The basic profile of successfully reunited couples repeats over and over from story to story: they were 22 or younger; grew up in the same town and usually went to school together; they dated for a year or more; they separated because of a difficult situation, like parental disapproval, moved away, too young. Years later, the situation/obstacle is gone and they reunite happily (note: I am not talking about people who are married at the time of the reunion, just single, divorced, and widowed reconnections). Some may have been older during the initial romance, or dated a shorter time, or met at camp and didn't grow up in the same town, but that's the basic profile.
What the successful reunions are not: couples who years ago had problems in their romances and they separated because of that. And yet, people who were in early, difficult relationships sometimes have a strong desire to reunite, too. I call these faux lost loves.
A faux lost love situation is often one-sided; one person never got over the former sweetheart and obsesses over the past, but their ex-sweetheart may have no residual attachment to them. Additionally, the person who is obsessed with the ex often had a devastating life event occur during that romance years ago.

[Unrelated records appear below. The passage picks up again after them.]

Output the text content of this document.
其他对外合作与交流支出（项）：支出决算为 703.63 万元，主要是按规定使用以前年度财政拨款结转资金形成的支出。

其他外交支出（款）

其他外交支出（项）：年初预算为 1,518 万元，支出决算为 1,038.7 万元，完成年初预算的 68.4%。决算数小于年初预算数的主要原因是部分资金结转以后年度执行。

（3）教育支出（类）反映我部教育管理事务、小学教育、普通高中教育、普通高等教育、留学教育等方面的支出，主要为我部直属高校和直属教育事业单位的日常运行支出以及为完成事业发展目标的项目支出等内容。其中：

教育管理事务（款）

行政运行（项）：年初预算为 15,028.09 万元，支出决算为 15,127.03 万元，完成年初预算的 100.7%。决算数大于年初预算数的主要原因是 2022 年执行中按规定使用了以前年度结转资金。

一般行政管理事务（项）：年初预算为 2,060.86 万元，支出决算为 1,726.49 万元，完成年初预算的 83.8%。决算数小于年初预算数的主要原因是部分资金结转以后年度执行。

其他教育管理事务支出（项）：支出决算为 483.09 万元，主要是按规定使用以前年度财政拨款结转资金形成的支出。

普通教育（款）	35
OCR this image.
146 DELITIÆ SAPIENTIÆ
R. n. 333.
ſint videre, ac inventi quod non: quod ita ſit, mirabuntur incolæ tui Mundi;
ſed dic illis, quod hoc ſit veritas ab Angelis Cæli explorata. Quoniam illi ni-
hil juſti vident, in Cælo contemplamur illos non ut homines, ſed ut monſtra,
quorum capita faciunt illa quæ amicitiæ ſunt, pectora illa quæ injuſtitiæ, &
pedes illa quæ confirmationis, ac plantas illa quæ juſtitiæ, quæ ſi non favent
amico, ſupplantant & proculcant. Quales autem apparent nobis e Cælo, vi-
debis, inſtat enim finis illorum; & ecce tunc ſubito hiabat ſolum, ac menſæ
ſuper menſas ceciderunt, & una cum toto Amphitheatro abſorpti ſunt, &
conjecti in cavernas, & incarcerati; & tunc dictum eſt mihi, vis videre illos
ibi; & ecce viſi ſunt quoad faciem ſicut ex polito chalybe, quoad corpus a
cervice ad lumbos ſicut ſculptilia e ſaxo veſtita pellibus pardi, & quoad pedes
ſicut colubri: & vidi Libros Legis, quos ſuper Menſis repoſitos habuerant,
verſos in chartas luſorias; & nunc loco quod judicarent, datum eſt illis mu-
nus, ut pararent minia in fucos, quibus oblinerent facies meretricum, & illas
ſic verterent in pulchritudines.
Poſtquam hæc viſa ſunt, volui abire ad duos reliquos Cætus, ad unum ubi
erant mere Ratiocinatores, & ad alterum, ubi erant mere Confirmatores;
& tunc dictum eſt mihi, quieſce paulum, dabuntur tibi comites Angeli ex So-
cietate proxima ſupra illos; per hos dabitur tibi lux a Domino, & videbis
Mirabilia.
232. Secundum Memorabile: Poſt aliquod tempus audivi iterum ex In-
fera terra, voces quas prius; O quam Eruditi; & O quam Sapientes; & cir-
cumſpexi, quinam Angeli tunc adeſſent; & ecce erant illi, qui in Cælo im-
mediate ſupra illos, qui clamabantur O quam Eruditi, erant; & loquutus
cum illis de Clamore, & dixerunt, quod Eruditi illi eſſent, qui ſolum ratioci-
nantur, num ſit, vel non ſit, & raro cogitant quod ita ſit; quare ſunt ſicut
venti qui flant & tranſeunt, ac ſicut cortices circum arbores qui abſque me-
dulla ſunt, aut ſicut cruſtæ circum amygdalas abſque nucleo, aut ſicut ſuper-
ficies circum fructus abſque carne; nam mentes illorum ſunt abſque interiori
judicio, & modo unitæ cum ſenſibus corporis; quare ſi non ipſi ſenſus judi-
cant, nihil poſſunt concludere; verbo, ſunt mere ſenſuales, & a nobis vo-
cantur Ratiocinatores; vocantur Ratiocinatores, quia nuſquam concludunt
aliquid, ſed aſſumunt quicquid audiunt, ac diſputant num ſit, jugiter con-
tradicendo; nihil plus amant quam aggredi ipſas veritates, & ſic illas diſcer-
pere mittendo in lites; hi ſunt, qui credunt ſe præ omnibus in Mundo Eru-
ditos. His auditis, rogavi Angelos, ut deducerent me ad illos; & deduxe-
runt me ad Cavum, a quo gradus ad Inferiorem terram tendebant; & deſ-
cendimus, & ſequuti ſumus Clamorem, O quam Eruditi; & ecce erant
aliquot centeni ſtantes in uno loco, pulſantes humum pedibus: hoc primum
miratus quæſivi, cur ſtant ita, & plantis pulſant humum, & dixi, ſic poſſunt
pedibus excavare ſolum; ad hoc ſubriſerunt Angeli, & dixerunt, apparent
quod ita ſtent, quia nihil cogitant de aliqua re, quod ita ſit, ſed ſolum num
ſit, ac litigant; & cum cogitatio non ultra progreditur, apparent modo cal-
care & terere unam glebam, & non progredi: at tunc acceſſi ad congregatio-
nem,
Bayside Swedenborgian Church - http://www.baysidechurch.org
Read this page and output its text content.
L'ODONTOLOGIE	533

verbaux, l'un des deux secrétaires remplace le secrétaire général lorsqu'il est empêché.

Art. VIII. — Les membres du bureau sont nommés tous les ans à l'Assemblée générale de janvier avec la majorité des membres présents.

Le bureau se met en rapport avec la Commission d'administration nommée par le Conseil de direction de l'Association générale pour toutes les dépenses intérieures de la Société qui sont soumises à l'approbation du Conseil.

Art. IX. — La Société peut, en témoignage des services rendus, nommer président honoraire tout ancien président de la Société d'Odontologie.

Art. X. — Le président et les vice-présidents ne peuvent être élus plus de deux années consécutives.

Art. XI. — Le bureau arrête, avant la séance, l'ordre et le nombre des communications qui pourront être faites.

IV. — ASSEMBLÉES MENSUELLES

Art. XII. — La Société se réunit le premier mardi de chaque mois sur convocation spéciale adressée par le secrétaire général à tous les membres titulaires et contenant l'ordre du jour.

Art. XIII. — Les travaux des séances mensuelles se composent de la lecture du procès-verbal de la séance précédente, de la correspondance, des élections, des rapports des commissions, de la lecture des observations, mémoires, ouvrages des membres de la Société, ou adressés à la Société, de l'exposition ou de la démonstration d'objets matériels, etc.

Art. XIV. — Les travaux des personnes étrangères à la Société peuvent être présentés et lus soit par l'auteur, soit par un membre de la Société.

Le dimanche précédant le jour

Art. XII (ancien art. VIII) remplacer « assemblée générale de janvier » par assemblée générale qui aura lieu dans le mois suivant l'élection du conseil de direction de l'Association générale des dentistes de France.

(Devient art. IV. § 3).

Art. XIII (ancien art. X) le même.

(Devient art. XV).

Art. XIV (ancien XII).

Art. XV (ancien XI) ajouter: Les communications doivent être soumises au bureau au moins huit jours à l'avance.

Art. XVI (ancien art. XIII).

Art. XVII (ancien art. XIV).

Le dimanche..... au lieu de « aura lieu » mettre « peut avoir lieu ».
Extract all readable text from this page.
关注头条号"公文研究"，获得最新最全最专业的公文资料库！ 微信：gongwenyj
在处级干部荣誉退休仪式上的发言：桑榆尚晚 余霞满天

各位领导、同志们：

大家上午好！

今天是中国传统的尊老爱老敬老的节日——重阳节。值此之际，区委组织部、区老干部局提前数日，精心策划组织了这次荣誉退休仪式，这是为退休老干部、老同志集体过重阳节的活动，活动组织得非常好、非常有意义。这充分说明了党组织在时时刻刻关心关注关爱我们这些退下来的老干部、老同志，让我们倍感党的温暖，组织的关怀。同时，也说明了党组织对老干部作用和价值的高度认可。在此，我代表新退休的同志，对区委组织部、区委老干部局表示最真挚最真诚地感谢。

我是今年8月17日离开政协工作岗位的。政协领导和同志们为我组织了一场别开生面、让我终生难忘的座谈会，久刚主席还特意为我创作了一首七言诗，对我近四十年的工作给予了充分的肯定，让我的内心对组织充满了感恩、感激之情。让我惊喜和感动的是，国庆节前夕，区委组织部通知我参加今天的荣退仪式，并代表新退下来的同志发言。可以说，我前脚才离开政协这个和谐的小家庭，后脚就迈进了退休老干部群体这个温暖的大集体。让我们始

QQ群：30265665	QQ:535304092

For example, maybe a couple was not getting along when they were teens, so they separate. But the teenage girl then learns she is pregnant (she may or may not tell her ex) and undergoes an abortion. For years, especially if she has an unsatisfying marriage or trouble conceiving a child in her marriage, she may think about her ex and wonder what could have been if they stayed together, if she had the baby.
A situation like this carries enormous emotions, and these may be misinterpreted as lingering love. There is a nagging pull to reconnect with the ex, to work through the past. But it is not the lost sweetheart that is really the focus; it is the related trauma that ties her to him. Chances are good that she does not really belong with him; her struggle is internal, and her ex cannot fix it.
In the situation above, if she decides to make contact, she may find that he had misgivings about the abortion, too (if he knew). The long repressed anxiety over the abortion, the high pitch of emotions, may spill out as a sexual affair. But again, that doesn't mean these two belong together as daily partners. They may ruin two marriages finding that out.
Another common faux lost love situation is when a parent dies during the teen romance. During his distress, the grieving teenage boy may turn to his sweetheart for support and receive it. That forever ties a major loss in his life to that teen partner. If the event hadn't happened, this might have been a casual relationship, ending as most teen romances do, with finality. But with a parent's death, there is no finality, the wound is always there, and the teen sweetheart's kindness always comes to mind. That doesn't mean he belongs with her as an adult.
Or, there may be a long relationship between two people in their twenties that has been going very well. Suddenly, without warning, one person ends it without explaining why, or simply disappears. The jilted partner is left to wonder, year after year, "What happened?" The ex becomes the focus, as a faux lost love, because that person who disappeared is tied to the situation, the question. The faux lost love takes on an importance, a feeling interpreted as lingering love, beyond the early romance, because the romance didn't land in a normal, understandable ending; it was cut off in midair.
If the jilted partner finally can't stand the obsession any longer and contacts the ex, there is a good chance that the answer to the question will be, "I found someone else - I cheated on you - and didn't know how to tell you that." I have seen this many times. So the person gets the answer, but the price is often very high: a good marriage may be destroyed by the obsession, which was misinterpreted as a lasting love.
So when I am a consultant for people who have lost love issues, I spend a great deal of time hearing about the romance that existed years ago. Some people initially think I am wasting their time - they want to talk about what is going on now - but unless the foundation is understood, the initial romance, the reunion issues won't make sense. Sorting the real loves from the faux loves is difficult, but it can save everyone a lot of anguish before real damage is done.